BANEEN AHMED NAYYEF as Lamia, WAHEED THABET KHREIBAT as Bibi in ‘The President’s
Courtesy of Sony Pictures Classics

In some respects, Hasan Hadi’s debut feature film— drawn from his own memories of growing up under Hussein’s presidency— plays like one of Iranian filmmaker Abbas Kiarostami’s road movies, in which children embark on simple quests that play out like treacherous, life-altering odysseys. Set over a condensed period of time, Lamia escapes from her grandmother—who, too old and sick to continue caring for her, uses the act of going shopping for the cake ingredients as a pretense to drop her off with her new foster family— and, joined by Saeed and Hindi, sets out to gather the groceries on her own. It’s the sort of errand that most of us wouldn’t bat an eyelash at today, but is a nearly insurmountable feat for the kids, who are forced to make difficult trades for money and food, and who are met with unexpected delays and side missions courtesy of the adults they attempt to bargain with, from a shopkeeper whose pregnant wife suddenly goes into labor, to the attendant at a fancy cake store, who refuses to believe the children can afford anything in the shop on their appearance alone.

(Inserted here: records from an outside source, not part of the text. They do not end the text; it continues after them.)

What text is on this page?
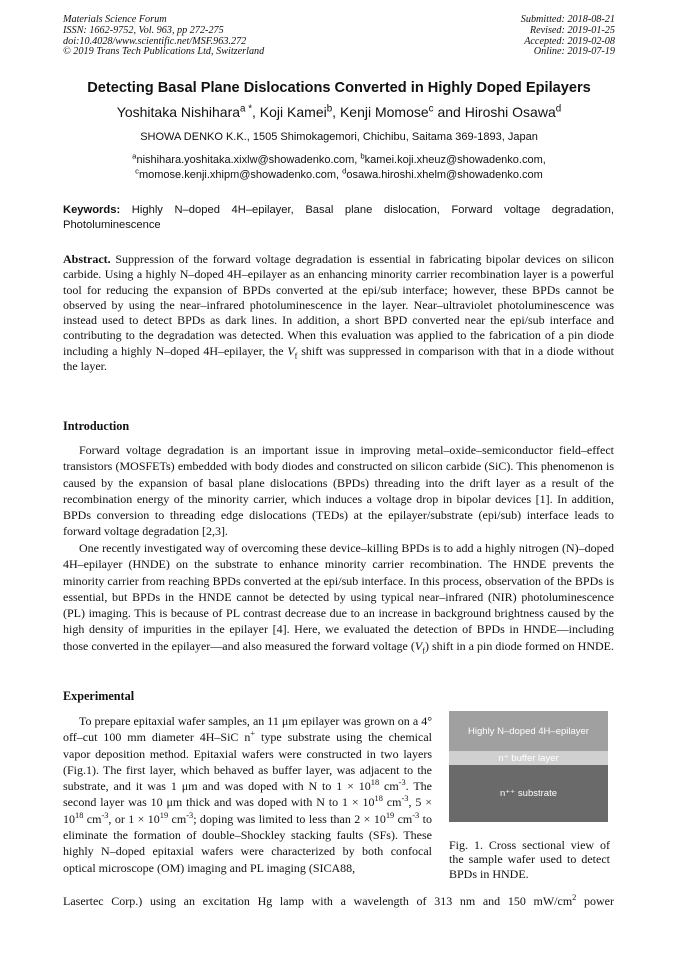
Materials Science Forum
ISSN: 1662-9752, Vol. 963, pp 272-275
doi:10.4028/www.scientific.net/MSF.963.272
© 2019 Trans Tech Publications Ltd, Switzerland
Submitted: 2018-08-21
Revised: 2019-01-25
Accepted: 2019-02-08
Online: 2019-07-19
Detecting Basal Plane Dislocations Converted in Highly Doped Epilayers
Yoshitaka Nishihara$^{a *}$, Koji Kamei$^b$, Kenji Momose$^c$ and Hiroshi Osawa$^d$
SHOWA DENKO K.K., 1505 Shimokagemori, Chichibu, Saitama 369-1893, Japan
$^a$nishihara.yoshitaka.xixlw@showadenko.com, $^b$kamei.koji.xheuz@showadenko.com,
$^c$momose.kenji.xhipm@showadenko.com, $^d$osawa.hiroshi.xhelm@showadenko.com
Keywords: Highly N–doped 4H–epilayer, Basal plane dislocation, Forward voltage degradation, Photoluminescence
Abstract. Suppression of the forward voltage degradation is essential in fabricating bipolar devices on silicon carbide. Using a highly N–doped 4H–epilayer as an enhancing minority carrier recombination layer is a powerful tool for reducing the expansion of BPDs converted at the epi/sub interface; however, these BPDs cannot be observed by using the near–infrared photoluminescence in the layer. Near–ultraviolet photoluminescence was instead used to detect BPDs as dark lines. In addition, a short BPD converted near the epi/sub interface and contributing to the degradation was detected. When this evaluation was applied to the fabrication of a pin diode including a highly N–doped 4H–epilayer, the $V_f$ shift was suppressed in comparison with that in a diode without the layer.
Introduction
Forward voltage degradation is an important issue in improving metal–oxide–semiconductor field–effect transistors (MOSFETs) embedded with body diodes and constructed on silicon carbide (SiC). This phenomenon is caused by the expansion of basal plane dislocations (BPDs) threading into the drift layer as a result of the recombination energy of the minority carrier, which induces a voltage drop in bipolar devices [1]. In addition, BPDs conversion to threading edge dislocations (TEDs) at the epilayer/substrate (epi/sub) interface leads to forward voltage degradation [2,3].
One recently investigated way of overcoming these device–killing BPDs is to add a highly nitrogen (N)–doped 4H–epilayer (HNDE) on the substrate to enhance minority carrier recombination. The HNDE prevents the minority carrier from reaching BPDs converted at the epi/sub interface. In this process, observation of the BPDs is essential, but BPDs in the HNDE cannot be detected by using typical near–infrared (NIR) photoluminescence (PL) imaging. This is because of PL contrast decrease due to an increase in background brightness caused by the high density of impurities in the epilayer [4]. Here, we evaluated the detection of BPDs in HNDE—including those converted in the epilayer—and also measured the forward voltage $(V_f)$ shift in a pin diode formed on HNDE.
Experimental
To prepare epitaxial wafer samples, an 11 μm epilayer was grown on a 4° off–cut 100 mm diameter 4H–SiC n+ type substrate using the chemical vapor deposition method. Epitaxial wafers were constructed in two layers (Fig.1). The first layer, which behaved as buffer layer, was adjacent to the substrate, and it was 1 μm and was doped with N to $1 \times 10^{18}$ $cm^{-3}$. The second layer was 10 μm thick and was doped with N to $1 \times 10^{18}$ $cm^{-3}$, $5 \times 10^{18}$ $cm^{-3}$, or $1 \times 10^{19}$ $cm^{-3}$; doping was limited to less than $2 \times 10^{19}$ $cm^{-3}$ to eliminate the formation of double–Shockley stacking faults (SFs). These highly N–doped epitaxial wafers were characterized by both confocal optical microscope (OM) imaging and PL imaging (SICA88,
Lasertec Corp.) using an excitation Hg lamp with a wavelength of 313 nm and 150 $mW/cm^2$ power
Highly N–doped 4H–epilayer
n⁺ buffer layer
n⁺⁺ substrate
Fig. 1. Cross sectional view of the sample wafer used to detect BPDs in HNDE.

Their journey through an immaculately-recreated early 1990s Iraq— featuring real locations lensed by DP Tudor Vladimir Panduru on film in widescreen that grants the movie a gorgeous vintage sheen that prompts it to read more like a historic document than a piece of narrative nostalgia— could easily have come off as too cutesy, were it not for the committed performances of Nayyef (who easily embodies Lamia’s earnest, determined spirit) conveys  and Qasem and Hadi’s keen observations that always keep the politics of the moment in, at the very least, the background of the frame. This comes in the form not just of news reports, but in the propaganda the students are forced to espouse in school (in orderly lines, they chant “Long live our leader!” while a portrait of the President maintains a watchful gaze over their classroom), in the obvious economic strain that everyone they run in to, not just Lamia and her family, are under, and in the uncaring nature of the government that ought to be looking out for their well-being, establishing even roadside stops for donations for the President’s birthday where people can barely afford to take care of themselves. The President’s Cake loses some of its momentum, in addition to that clear-eyed youth perspective, when it occasionally flips from its small protagonist back to Bibi, who runs into relentless amounts of red tape as she frantically tries to convince the police to help her find the missing Lamia. But even those scenes still have weight; the authorities are too busy preparing for Hussein’s birthday to care about tracking down a poor, little runaway.

SAJAD MOHAMAD QASEM as Saeed, BANEEN AHMED NAYYEF as Lamia in ‘The President’s
Courtesy of Sony Pictures Classics

Perhaps there’s a edge of emotional manipulation inherent in running children through so many harrowing exercises. Outside of the occasional rush of excitement that comes with being thrust out in the world on your own for the first time, there’s little levity sprinkled throughout the film, in which the children already carry themselves with an air of maturity far beyond their years. Even a fraught argument between Lamia and Saeed reads more as an adult confrontation than a childlike squabble. But it’s in the disparity between innocence and violence, peaking at its startling and heart-rending final shot, that The President’s Cake pulls the most meaning— and nuggets of coming-of-age wisdom— out of a seemingly meaningless world.

The President’s Cake opens in theaters on February 6. Runtime: 105 minutes. Rated PG-13.